Quote from PeteG2:
This is a step in the right direction, but how about taxing unrealized capital gains, the biggest money-maker for the wealthy investing class?
"It all began with a perk. Part of the JDS benefits package was an employee stock purchase plan, which let workers buy company shares at a huge discount. As JDS's stock surged in 2000, workers were able to get shares worth more than $300 for roughly $2 apiece through small deductions from their paycheques. Plant workers with modest incomes suddenly had visions of expensive cottages and early retirement. But the celebration was short-lived. The stock peaked in March of 2000, then tumbled almost as fast as it rose. By the end of the year, it had dropped by 68 per cent.

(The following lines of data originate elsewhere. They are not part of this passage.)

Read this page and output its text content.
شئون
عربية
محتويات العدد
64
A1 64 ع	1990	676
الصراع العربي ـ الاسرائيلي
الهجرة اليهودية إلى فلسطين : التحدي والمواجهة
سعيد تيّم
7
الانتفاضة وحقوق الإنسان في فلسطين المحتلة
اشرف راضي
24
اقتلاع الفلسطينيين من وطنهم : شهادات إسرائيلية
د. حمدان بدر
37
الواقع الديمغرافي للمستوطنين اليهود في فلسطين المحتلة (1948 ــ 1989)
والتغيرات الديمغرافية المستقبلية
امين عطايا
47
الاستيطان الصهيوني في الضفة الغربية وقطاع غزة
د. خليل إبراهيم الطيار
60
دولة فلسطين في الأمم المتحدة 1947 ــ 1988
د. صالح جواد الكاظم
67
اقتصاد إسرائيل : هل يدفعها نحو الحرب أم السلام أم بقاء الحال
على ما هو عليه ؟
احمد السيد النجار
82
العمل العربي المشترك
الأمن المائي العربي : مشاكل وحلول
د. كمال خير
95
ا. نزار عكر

The plunging share price was a disappointment, but the real disaster came that winter, when the tax forms arrived. Because the workers got stock at a discount, they were taxed on the difference between what they paid and the stock's value on the date it was issued -- $305. Joe Wood worked as an engineer at JDS for $40,000 a year, and he suddenly had a tax bill for $138,000. By the time he realized what was happening, it was too late to sell -- the shares had fallen by 80 per cent and were worth a fraction of the taxes he owed. To make matters worse, JDS closed its Victoria plant in the summer of 2001, putting Wood and hundreds of others out of work, with no way to pay their tax bills."
http://www.macleans.ca/article.jsp?content=20050314_101963_101963
I wonder how you'd feel about your 'brilliant' idea if you were in Mr. Wood's case? Way to help out the working man.